Read committed re-evaluation
Read committed. Default Isolation level for postgres based transactions. As Isolation level it prevents transactions to see uncommitted changes of other transactions(transaction still sees own uncommitted changes). If you are not familiar with this isolation level I highly encourage you to take a look at the Official documentation. However, some sentences from documentation were unclear fo me so I assume that I could clarify them for those who are as bad in Database theory as I am.
Re-evaluated
The most confusing sentence for me was the one that describes re-evaluation of WHERE
clause during two concurrent updated,
namely:
The search condition of the command (the WHERE clause) is re-evaluated to see if the updated version of the row still matches the search condition. If so, the second updater proceeds with its operation using the updated version of the row. In the case of SELECT FOR UPDATE and SELECT FOR SHARE, this means it is the updated version of the row that is locked and returned to the client.

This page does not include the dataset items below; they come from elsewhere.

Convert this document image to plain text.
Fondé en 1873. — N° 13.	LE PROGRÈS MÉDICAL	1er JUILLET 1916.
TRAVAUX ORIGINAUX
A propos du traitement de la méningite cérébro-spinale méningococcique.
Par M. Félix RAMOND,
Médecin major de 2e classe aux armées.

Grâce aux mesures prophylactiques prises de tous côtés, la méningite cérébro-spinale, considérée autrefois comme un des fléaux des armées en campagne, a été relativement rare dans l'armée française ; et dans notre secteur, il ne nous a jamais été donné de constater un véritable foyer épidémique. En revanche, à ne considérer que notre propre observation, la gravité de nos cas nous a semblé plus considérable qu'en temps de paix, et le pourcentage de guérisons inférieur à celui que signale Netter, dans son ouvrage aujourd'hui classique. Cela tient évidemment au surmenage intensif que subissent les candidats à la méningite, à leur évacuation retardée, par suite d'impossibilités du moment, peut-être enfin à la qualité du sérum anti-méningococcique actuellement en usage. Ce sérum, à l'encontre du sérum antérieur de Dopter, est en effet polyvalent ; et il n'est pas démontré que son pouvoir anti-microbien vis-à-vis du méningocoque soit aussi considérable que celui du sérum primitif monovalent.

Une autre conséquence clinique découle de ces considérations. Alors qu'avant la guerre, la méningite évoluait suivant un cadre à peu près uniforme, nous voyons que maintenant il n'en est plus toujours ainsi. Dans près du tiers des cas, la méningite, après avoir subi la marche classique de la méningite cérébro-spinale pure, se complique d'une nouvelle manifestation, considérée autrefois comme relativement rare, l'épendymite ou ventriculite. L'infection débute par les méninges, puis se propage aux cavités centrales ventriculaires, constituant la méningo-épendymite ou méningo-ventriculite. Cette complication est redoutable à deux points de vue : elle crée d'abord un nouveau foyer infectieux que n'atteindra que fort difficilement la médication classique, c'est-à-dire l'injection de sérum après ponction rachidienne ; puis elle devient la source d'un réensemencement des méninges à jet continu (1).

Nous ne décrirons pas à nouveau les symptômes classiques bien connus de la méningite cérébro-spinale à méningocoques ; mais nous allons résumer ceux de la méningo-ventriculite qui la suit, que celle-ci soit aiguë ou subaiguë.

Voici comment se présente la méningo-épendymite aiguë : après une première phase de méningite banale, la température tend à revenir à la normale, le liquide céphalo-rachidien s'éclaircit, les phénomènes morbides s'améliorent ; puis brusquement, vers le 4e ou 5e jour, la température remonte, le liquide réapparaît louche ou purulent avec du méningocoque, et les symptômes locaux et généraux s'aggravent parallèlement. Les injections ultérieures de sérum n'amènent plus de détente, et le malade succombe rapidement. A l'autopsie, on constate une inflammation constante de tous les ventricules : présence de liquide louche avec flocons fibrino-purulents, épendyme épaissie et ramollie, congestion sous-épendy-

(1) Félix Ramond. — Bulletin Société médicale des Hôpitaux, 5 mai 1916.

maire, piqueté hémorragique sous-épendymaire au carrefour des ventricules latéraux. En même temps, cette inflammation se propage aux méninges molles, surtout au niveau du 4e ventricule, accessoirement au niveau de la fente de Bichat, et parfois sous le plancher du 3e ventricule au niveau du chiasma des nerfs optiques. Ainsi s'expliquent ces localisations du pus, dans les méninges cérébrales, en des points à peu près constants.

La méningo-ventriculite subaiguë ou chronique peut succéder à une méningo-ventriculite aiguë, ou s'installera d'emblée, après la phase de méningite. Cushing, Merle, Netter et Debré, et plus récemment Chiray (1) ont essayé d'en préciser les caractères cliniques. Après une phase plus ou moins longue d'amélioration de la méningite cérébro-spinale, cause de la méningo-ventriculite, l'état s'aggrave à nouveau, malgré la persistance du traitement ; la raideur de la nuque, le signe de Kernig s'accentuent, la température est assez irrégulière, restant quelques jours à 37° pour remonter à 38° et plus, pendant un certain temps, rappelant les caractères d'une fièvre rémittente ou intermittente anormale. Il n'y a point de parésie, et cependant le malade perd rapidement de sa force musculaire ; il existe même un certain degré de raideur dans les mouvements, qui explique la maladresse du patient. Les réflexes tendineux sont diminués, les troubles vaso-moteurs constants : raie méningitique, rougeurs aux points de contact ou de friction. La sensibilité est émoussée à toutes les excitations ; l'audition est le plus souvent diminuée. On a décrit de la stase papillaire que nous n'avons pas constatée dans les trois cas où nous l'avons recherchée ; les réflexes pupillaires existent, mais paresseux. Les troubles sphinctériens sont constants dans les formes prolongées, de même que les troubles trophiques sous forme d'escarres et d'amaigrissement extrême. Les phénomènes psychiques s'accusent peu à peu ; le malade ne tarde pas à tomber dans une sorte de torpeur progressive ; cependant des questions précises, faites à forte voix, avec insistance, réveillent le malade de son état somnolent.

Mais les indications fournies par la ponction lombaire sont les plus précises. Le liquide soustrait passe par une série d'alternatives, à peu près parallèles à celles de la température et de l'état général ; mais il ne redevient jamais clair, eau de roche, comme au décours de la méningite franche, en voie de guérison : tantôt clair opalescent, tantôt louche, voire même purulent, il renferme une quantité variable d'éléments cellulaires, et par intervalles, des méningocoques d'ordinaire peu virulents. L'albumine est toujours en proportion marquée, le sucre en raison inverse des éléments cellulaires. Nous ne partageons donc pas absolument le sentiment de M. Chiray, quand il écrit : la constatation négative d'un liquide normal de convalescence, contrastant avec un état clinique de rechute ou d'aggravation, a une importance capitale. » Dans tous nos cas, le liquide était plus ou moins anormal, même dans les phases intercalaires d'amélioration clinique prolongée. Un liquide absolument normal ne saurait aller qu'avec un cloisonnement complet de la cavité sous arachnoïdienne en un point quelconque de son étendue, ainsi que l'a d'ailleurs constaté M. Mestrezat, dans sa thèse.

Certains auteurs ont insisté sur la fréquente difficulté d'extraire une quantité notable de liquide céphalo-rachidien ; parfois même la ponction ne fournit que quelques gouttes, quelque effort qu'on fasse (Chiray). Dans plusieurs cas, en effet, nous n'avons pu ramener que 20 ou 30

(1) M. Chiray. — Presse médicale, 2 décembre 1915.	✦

Will the second updater see all the changes made by the first one? Let's see with our best friends
Alice and Bob and the best designed table called
account
CREATE TABLE account(id int primary key,name
text,amount int);
Now let's insert two values into the table
INSERT INTO account(id,name,amount) VALUES (1,'Bob',200),(2,'Bob',800);
.
Then open two parallel transactions using psql
(BTW, do you know about pgcli? I use it daily instead of
heavyweight pgAdmin).
The first transaction will execute (and not commit) the following query
test> update account set amount = 300 where amount = 200; --1
.
And the second one will execute this query
update account set amount = 400 where amount =
200;--2
.
So as the second transaction wants to update a row which has already updated and hasn't been
committed yet
it will be locked. The question is , will it update amount to 400 when the first transaction will
commit it's changes.
Let's see , commit first transaction and see if the second transaction will update amount from 300
to
400.
test> select amount from account order by name desc
800
300
So far so good, Postgres follows the documented behavior. The second transaction re-evaluated WHERE
clause and as the first transaction committed changes
then the second one didn't update any row cause the amount was changed from 200 to 300 and search
condition in the second transaction skipped this row.
What about Subqueries?
And here is the most interesting part. Let's return to our previous statement when Bob had two
accounts with 800 and 200 respectively.Open two parallel transactions.First one will execute the
following query (remember transaction didn't commit this update)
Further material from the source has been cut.